A obra de Lefebvre é bastante diversificada envolvendo desde análises dos pensamentos de Marx, Hegel e Nietzsche até suas reflexões sobre o mundo moderno e a sociedade urbana, passando por uma volumosa obra sobre o Estado. Em muitos de seus textos é possível apreender uma idéia mais complexa sobre a temporalidade das formas sociais. Uma perspectiva que procura evitar qualquer teleologia. Como chama nossa atenção Martins (1996), isso fica claro no uso que Lefebvre faz do conceito trabalhado, mas não levado à últimas conseqüências, por Lênin, qual seja, o conceito de formação econômico-social. Este conceito em contraposição ao de modo de produção – o qual ganhou uma rigidez no pensamento marxista que não lhe era próprio no pensamento

108 marxiano – procura vislumbrar a convivência de diferentes temporalidades na sociedade capitalista, isto é, a convivência de relações sociais desigualmente datadas.

Em tempos de guerra (imperial) como este que estamos vivendo esta idéia é preciosa e a prova disto é a ascensão do debate sobre a permanência de formas de acumulação primitiva nas fases avançadas do capitalismo. Como veremos um grupo de autores (estrangeiros, como David Harvey, John Holloway, Daniel Bensaïd e Massimo De Angelis, ou nacionais como Paulo Arantes, Amélia Damiani e Francisco de Oliveira) vem se preocupando justamente com isso. O que é preciso destacar é que a idéia geral que perpassa estas reflexões é a de que o capitalismo, só se efetiva com a permanência de formas não capitalistas de acumulação. Esta perspectiva – que se procura seguir no presente trabalho – leva-nos a um grande ganho teórico para a superação do pensamento de Marx no que se refere ao entendimento da composição de diferentes lógicas na reprodução do poder de classe.
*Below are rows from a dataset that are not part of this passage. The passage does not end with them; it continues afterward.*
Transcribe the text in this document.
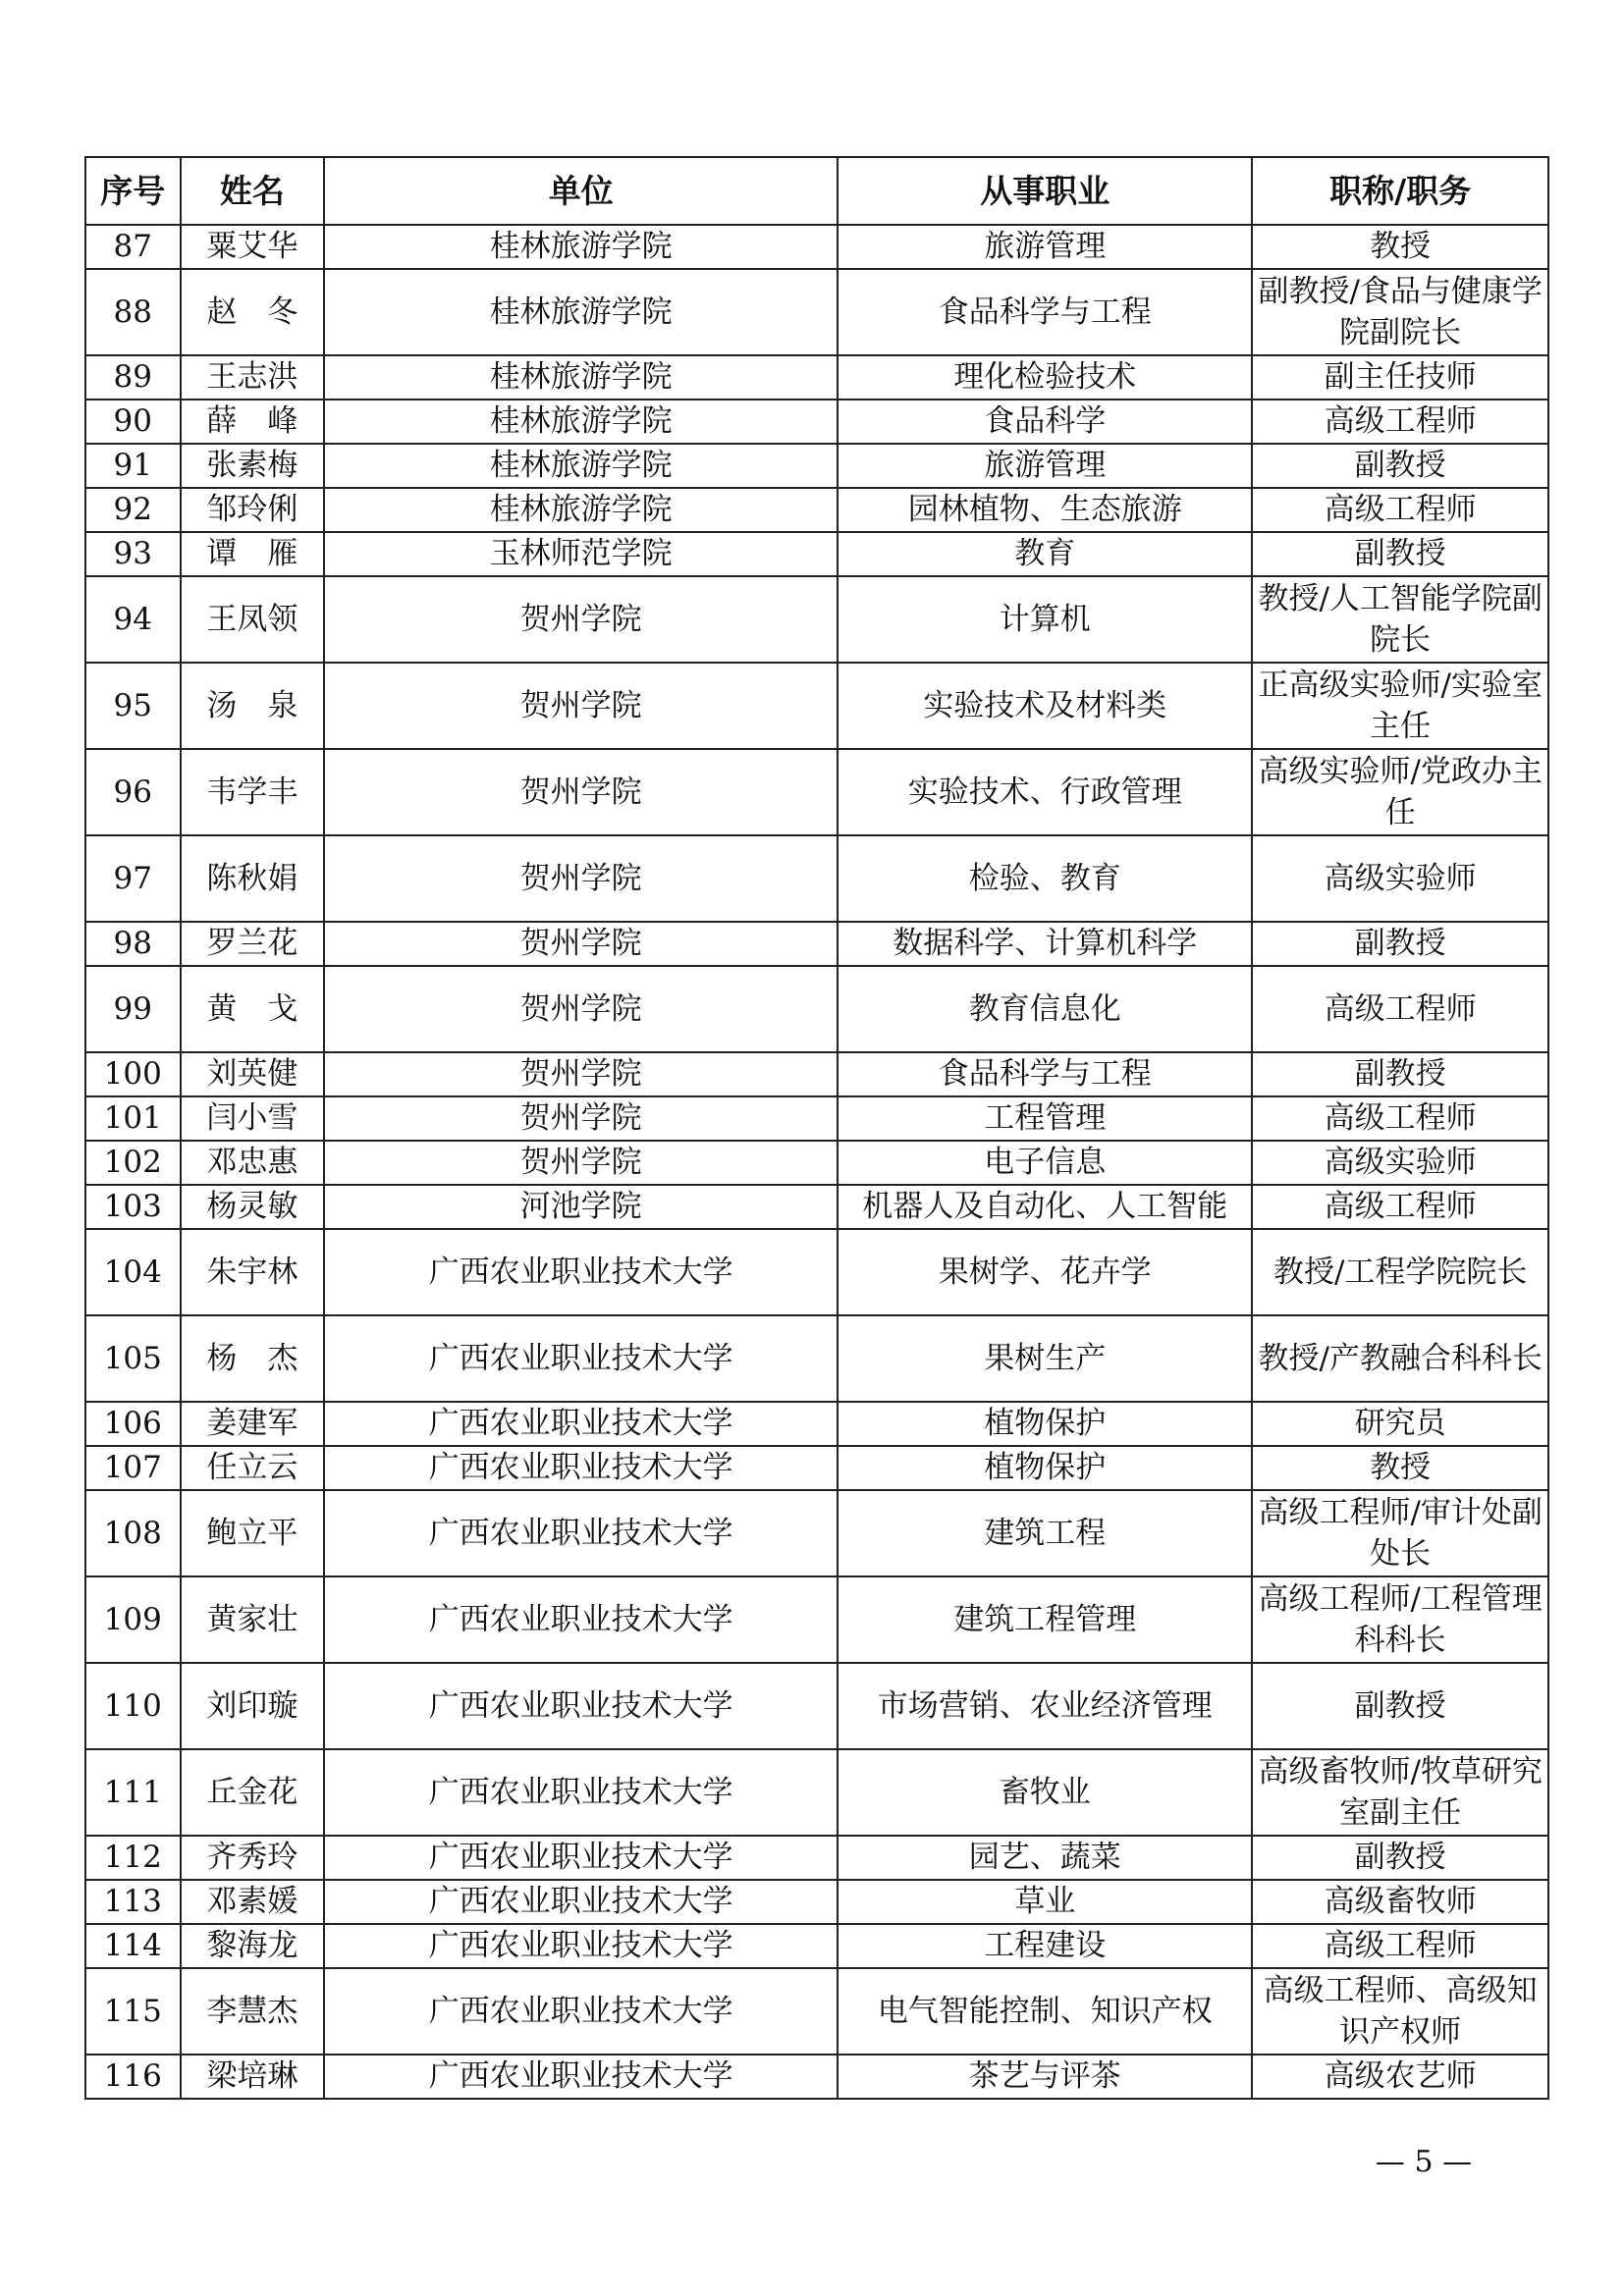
序号	姓名	单位	从事职业	职称/职务
87	粟艾华	桂林旅游学院	旅游管理	教授
88	赵　冬	桂林旅游学院	食品科学与工程	副教授/食品与健康学院副院长
89	王志洪	桂林旅游学院	理化检验技术	副主任技师
90	薛　峰	桂林旅游学院	食品科学	高级工程师
91	张素梅	桂林旅游学院	旅游管理	副教授
92	邹玲俐	桂林旅游学院	园林植物、生态旅游	高级工程师
93	谭　雁	玉林师范学院	教育	副教授
94	王凤领	贺州学院	计算机	教授/人工智能学院副院长
95	汤　泉	贺州学院	实验技术及材料类	正高级实验师/实验室主任
96	韦学丰	贺州学院	实验技术、行政管理	高级实验师/党政办主任
97	陈秋娟	贺州学院	检验、教育	高级实验师
98	罗兰花	贺州学院	数据科学、计算机科学	副教授
99	黄　戈	贺州学院	教育信息化	高级工程师
100	刘英健	贺州学院	食品科学与工程	副教授
101	闫小雪	贺州学院	工程管理	高级工程师
102	邓忠惠	贺州学院	电子信息	高级实验师
103	杨灵敏	河池学院	机器人及自动化、人工智能	高级工程师
104	朱宇林	广西农业职业技术大学	果树学、花卉学	教授/工程学院院长
105	杨　杰	广西农业职业技术大学	果树生产	教授/产教融合科科长
106	姜建军	广西农业职业技术大学	植物保护	研究员
107	任立云	广西农业职业技术大学	植物保护	教授
108	鲍立平	广西农业职业技术大学	建筑工程	高级工程师/审计处副处长
109	黄家壮	广西农业职业技术大学	建筑工程管理	高级工程师/工程管理科科长
110	刘印璇	广西农业职业技术大学	市场营销、农业经济管理	副教授
111	丘金花	广西农业职业技术大学	畜牧业	高级畜牧师/牧草研究室副主任
112	齐秀玲	广西农业职业技术大学	园艺、蔬菜	副教授
113	邓素媛	广西农业职业技术大学	草业	高级畜牧师
114	黎海龙	广西农业职业技术大学	工程建设	高级工程师
115	李慧杰	广西农业职业技术大学	电气智能控制、知识产权	高级工程师、高级知识产权师
116	梁培琳	广西农业职业技术大学	茶艺与评茶	高级农艺师
— 5 —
Porém, se por um lado, não se pode entender que os elementos não propriamente capitalistas de dominação tendem a ser eliminados pela crescente efetivação da lógica do capital, por outro não se pode trabalhar com a hipótese de que tais elementos sejam autônomos em relação a tal lógica. Se assim o fosse não se estaria promovendo uma superação do pensamento de Marx, mas, isto sim, sua refutação. E, com isso, os capítulos anteriores não teriam sentido nenhum neste trabalho. Ao invés disso, o sentido deles é, a meu ver, o mesmo que marca a opção de Marx por analisar em separado a lógica do capital, isto é, apreender a especificidade de uma determinação fundamental da sociedade moderna. Uma determinação que não é de modo algum autônoma, mas que, ao mesmo tempo, limita a autonomia das outras determinações ao se tornar a mediação para elas. Desta forma, as discussões que virão a seguir se apóiam, ao mesmo tempo em que procuram ultrapassar, as que precedem este excurso.